O autor ressalta que esta invisibilidade é fruto de uma inadequada “interpretação do
Brasil” que seria incorporada pelos brasileiros como uma segunda natureza. A
propósito, Jessé Sousa salienta que não existe nada no mundo real que não tenha sido
criado por ideias que foram discutidas por elites (cientistas, intelectuais).
Nesta perspectiva, o autor lembra que, na década de 1930, desenvolveu-se o que seria
aceito como a brasilidade, ocorrendo uma “revolução simbólica do Brasil moderno”.
Esse movimento foi impulsionado por dois dos principais pensadores que analisaram a
formação da sociedade brasileira: Gilberto Freyre e Sérgio Buarque.
Gilberto Freyre (1900-1987) foi um escritor brasileiro, formado pelas universidades
Baylor e Columbia, é considerado um dos maiores sociólogos do século XX. Em sua
obra, Freyre transforma a miscigenação da população, vista até então de forma negativa
e naturalizante por não permitir conceber um futuro civilizado do Brasil, em valor
positivo, o que poderia oferecer as bases de uma civilização original nos trópicos.
Assim, Freyre inverte o lugar do mestiço, passado do “tudo de mal” para o “tudo de
bom”. Aí se encontra o símbolo maior da “brasilidade”, com o “jeitinho brasileiro”,
plasticidade e predominância de relações personalistas.
Estas características destacadas por Freyre como positivas da identidade brasileira,
como a emotividade e a cordialidade, são consideradas por Sergio Buarque de Holanda
como prejudiciais ao desenvolvimento nacional. Nesta ótica, o brasileiro teria
dificuldade de diferenciar o interesse público e o privado, utilizando então os recursos
públicos para benefícios privados (o jeitinho brasileiro associado à ideia de levar
vantagem em tudo).
Nesta linha de raciocínio, a comparação do Brasil com os Estados Unidos, devido à sua
condição de potência política e econômica (associada aos valores modernos da
impessoalidade, da eficácia e da racionalidade), leva à mistificação e supervalorização
do povo estadunidense, modelo de honestidade, pontualidade e eficiência, o que
alimenta ideias e discursos conservadores, que ajudam a propagar o complexo de “vira-
lata”. Muitos pensadores brasileiros reforçam estas ideias que colocam os EUA no
pedestal da superioridade em razão de seu mercado eficiente e incorruptível.
Porém, Jessé Sousa argumentar que o Estado e mercado formam um sistema
interdependente, de estreita influência de um sobre o outro.
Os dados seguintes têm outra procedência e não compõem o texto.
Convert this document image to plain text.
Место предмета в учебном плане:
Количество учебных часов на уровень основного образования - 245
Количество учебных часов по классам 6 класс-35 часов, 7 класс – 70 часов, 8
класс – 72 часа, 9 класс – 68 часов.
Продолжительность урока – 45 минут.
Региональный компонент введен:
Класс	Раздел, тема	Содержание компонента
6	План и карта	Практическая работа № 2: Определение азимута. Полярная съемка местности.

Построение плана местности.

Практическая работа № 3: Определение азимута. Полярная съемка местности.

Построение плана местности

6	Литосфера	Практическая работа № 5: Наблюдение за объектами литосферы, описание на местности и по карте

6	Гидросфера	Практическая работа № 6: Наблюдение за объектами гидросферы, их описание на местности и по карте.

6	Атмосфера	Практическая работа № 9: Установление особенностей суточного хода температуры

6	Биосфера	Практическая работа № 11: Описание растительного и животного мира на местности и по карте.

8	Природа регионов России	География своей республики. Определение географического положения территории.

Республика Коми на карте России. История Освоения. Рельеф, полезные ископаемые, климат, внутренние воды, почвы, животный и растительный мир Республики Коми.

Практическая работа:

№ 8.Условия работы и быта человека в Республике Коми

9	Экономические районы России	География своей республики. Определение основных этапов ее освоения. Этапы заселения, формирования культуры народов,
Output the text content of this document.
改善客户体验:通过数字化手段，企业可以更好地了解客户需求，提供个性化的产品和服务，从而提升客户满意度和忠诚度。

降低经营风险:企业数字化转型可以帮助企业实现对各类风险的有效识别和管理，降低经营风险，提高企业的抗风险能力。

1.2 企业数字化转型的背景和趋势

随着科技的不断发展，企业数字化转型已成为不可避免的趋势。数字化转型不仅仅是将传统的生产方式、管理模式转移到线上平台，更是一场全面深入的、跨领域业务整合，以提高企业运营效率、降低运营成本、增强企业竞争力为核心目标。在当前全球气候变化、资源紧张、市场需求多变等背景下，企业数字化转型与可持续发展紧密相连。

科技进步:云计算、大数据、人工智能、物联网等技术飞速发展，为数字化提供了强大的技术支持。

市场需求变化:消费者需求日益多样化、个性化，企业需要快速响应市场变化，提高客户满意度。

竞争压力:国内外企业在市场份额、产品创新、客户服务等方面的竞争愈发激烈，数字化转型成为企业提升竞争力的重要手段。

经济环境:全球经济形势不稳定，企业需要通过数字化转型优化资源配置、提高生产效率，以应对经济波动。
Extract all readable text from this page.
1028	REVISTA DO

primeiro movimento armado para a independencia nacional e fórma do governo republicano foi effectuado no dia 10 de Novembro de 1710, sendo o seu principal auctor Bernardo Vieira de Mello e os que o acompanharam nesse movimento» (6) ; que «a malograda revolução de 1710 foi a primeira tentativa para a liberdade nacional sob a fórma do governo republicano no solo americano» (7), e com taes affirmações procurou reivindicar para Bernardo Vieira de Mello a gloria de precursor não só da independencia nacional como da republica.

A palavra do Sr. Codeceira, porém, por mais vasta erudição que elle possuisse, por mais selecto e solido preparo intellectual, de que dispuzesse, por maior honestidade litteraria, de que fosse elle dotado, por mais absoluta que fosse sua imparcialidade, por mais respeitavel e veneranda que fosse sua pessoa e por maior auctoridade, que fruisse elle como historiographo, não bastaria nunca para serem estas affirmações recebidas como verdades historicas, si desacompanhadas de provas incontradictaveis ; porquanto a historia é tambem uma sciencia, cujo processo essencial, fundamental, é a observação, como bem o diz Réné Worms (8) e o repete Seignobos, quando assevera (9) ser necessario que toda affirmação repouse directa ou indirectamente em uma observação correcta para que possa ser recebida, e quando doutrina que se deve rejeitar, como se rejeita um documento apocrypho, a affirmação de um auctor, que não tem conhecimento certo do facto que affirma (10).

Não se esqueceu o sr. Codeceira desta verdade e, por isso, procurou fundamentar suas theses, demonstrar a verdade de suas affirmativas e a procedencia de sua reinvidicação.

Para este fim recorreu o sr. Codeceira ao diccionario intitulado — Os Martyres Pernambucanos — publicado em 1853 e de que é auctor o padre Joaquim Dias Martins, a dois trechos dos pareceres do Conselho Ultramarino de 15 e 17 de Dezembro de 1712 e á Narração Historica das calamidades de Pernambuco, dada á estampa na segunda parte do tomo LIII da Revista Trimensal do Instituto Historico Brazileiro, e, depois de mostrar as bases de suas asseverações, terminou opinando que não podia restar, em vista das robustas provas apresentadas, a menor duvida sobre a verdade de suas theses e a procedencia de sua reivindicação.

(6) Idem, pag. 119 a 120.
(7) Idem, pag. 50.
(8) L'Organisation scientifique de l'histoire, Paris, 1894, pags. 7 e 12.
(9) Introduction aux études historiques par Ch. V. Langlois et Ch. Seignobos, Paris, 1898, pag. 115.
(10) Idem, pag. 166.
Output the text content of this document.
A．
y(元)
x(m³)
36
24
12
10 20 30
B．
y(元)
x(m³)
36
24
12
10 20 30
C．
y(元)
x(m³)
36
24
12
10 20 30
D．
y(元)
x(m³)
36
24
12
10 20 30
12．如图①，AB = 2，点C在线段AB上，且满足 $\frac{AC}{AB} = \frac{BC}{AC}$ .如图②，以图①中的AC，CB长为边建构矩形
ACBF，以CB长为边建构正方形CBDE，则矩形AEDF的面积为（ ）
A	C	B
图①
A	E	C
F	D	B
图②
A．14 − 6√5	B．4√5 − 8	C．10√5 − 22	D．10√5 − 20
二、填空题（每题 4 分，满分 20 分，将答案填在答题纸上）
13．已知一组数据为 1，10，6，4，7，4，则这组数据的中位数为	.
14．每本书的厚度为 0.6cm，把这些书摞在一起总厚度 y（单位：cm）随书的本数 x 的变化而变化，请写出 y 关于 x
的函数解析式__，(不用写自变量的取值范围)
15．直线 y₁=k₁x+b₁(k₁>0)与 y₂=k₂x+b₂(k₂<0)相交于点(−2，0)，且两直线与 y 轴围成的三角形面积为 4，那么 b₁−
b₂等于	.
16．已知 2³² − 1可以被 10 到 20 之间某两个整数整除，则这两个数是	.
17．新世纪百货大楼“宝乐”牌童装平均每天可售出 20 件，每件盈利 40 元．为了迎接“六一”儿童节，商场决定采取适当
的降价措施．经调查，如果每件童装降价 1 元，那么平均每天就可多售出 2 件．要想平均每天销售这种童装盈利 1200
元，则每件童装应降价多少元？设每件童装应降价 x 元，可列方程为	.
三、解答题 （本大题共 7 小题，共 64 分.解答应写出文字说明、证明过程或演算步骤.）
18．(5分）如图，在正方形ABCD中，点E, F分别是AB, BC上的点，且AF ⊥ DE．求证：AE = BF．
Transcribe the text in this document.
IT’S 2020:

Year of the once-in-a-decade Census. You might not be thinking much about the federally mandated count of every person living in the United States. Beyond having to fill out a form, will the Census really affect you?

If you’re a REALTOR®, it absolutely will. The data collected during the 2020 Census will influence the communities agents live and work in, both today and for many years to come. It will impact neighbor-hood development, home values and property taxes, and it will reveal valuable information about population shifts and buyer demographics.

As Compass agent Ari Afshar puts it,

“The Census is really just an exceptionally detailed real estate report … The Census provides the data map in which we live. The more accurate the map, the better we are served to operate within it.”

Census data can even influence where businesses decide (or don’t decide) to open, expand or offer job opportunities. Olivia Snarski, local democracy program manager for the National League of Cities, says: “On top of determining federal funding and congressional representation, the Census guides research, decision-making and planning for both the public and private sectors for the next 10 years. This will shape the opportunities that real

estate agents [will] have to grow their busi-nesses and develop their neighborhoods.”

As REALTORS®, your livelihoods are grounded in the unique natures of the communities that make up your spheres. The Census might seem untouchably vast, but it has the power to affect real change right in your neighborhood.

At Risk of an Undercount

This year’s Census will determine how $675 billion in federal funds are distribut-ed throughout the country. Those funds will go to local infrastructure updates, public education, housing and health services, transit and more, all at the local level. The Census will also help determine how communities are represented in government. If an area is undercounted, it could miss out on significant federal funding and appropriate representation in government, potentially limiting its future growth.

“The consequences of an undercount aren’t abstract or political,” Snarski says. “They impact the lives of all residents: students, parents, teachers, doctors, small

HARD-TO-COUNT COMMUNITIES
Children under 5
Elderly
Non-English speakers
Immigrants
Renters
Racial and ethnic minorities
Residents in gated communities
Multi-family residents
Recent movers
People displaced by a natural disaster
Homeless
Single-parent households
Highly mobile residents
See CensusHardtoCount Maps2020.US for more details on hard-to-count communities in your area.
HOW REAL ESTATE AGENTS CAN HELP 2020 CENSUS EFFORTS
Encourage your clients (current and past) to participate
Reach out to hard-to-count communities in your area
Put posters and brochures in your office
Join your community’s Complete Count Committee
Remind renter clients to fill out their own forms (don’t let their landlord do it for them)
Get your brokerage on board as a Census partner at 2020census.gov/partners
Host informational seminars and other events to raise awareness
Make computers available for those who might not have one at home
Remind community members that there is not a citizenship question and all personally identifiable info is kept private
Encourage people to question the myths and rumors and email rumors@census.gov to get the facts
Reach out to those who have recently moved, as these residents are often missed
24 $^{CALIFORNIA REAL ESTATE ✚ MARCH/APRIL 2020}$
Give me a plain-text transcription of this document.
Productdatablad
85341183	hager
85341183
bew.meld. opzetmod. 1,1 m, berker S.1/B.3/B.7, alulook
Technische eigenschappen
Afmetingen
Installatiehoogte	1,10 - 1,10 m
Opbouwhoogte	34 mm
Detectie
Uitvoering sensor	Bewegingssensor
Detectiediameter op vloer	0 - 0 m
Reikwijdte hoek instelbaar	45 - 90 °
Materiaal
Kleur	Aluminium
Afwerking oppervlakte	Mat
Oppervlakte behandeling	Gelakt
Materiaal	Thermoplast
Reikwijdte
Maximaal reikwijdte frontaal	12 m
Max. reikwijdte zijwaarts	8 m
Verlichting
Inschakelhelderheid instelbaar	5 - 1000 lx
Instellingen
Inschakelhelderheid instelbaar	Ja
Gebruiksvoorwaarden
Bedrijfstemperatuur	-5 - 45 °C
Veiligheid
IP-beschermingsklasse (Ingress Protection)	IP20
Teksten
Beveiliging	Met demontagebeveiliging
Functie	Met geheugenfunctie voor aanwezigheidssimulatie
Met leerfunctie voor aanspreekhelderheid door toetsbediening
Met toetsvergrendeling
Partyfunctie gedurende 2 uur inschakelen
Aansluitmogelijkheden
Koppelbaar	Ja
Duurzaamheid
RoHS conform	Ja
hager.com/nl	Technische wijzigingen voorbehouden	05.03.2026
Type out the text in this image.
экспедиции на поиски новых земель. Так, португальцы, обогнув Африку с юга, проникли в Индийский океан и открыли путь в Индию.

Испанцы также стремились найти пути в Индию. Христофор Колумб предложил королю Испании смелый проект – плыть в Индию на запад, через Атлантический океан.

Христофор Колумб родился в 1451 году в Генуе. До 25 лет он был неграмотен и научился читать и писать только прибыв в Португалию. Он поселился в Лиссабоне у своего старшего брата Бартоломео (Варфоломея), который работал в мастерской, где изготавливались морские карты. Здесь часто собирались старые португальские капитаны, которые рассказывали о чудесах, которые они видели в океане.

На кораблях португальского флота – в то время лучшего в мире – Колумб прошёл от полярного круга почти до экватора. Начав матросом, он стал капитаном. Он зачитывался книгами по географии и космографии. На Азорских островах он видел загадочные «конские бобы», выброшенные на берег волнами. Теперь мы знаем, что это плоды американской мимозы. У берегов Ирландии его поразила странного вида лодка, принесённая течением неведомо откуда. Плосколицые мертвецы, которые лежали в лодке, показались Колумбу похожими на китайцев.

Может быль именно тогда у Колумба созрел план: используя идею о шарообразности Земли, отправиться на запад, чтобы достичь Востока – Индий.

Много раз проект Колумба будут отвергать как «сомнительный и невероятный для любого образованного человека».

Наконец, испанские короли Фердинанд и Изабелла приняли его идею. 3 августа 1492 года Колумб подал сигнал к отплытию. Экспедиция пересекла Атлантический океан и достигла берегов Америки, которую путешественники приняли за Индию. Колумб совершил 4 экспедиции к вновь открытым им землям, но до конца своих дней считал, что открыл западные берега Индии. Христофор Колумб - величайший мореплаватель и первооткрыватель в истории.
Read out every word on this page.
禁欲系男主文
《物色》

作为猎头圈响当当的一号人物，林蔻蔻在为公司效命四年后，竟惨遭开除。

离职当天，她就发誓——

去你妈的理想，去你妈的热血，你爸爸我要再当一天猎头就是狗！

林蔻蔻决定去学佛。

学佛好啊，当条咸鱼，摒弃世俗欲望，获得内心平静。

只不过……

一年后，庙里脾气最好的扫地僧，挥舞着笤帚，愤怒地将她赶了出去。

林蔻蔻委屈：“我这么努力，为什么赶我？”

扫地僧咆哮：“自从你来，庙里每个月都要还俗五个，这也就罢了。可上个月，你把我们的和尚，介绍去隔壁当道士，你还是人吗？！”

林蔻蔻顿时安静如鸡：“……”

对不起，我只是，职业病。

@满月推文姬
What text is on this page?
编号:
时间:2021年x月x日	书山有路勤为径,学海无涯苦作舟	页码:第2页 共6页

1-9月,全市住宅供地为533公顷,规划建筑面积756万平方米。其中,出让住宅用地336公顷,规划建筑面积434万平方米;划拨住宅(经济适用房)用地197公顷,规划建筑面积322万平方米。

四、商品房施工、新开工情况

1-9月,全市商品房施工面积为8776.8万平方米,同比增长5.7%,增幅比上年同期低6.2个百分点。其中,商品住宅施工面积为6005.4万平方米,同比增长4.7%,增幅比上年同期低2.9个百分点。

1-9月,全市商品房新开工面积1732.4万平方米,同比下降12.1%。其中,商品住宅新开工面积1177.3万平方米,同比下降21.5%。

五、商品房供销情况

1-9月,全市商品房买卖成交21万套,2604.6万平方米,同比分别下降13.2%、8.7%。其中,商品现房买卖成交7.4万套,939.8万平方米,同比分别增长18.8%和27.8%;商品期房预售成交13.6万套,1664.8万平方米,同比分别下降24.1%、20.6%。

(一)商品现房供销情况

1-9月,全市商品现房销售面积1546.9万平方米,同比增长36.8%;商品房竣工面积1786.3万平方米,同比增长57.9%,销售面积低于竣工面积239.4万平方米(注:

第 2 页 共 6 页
Como exemplo, a última
crise econômica global revela um mercado que corrompe, guiado unicamente por
interesses mesquinhos de investidores. De fato, é o mercado internacional o responsável
por corromper e falsificar relatórios e avaliações, assim tornando a fraude um
instrumentos a serviço de seus negócios.
Com uma visão negativa sobre o Estado, os brasileiros de classe média desenvolvem
um racismo de classes, pois camadas populares apoiam um Estado atuante que possa
atender suas necessidades. Desta forma, são vistas como antiéticas na medida em que
seriam estatizantes.
A “nova classe média”
“Os emergentes são a maior novidade econômica, social e política do Brasil na última
década. Como é uma classe crescente – desde que mantidas as condições favoráveis – e
decisiva para o crescimento econômico brasileiro baseado no consumo interno da última
década, sua importância não só econômica, mas também política, é nodal”.
“Os batalhadores, nome que é uma homenagem a essa classe que se reinventou sozinha
sob as piores condições, representam muito mais uma classe trabalhadora precarizada,
típica do contexto social do pós-fordismo, sem direitos e garantias sociais. O lado
benigno desta nova classe social foi sua ascensão econômica e social. Se o crescimento
recente beneficiou tanto ricos como pobres, aquele mais dinâmico veio da “parte de
baixo” da sociedade brasileira, com efeitos positivos para todos – inclusive para os
setores privilegiados. Esta dinamização ocorre graças a políticas simples, como o Bolsa
Família e o microcrédito.
A compreensão liberal dominante que associa classe à renda é bastante dominante no
Brasil e mantém a ilusão do “milagre”, associado ao mérito apenas individual, sem
considerar as pré-condições sociais. De fato, a chamada nova classe média não tem nada
das classes médias privilegiadas e consolidadas, que asseguram meios para seu filhos
alcançarem muito mais facilmente lugares elevados na sociedade brasileira
Por outro lado, as classes mais desfavorecidas podem ser explicadas por sua impotência
política. O autor enfatiza que a polaridade entre “pobres honestos” e “pobres
delinquentes” não cria condições para solidariedade de classe. Os “pobres honestos”
trabalham com salários medíocres sem reconhecimento, pessoas que vendem sua
energia muscular a preço pífio. Os “pobres delinquentes” se revoltam reativamente de
modo pré-político contra a estrutura que os condenam, tornando-se bandidos, prostitutas
ou alcoólatras. Assim, é criada uma divisão dessas camadas, apresentada na mídia de
forma a distorcer o debate público, impedindo de conhecer a real origem dessa classe.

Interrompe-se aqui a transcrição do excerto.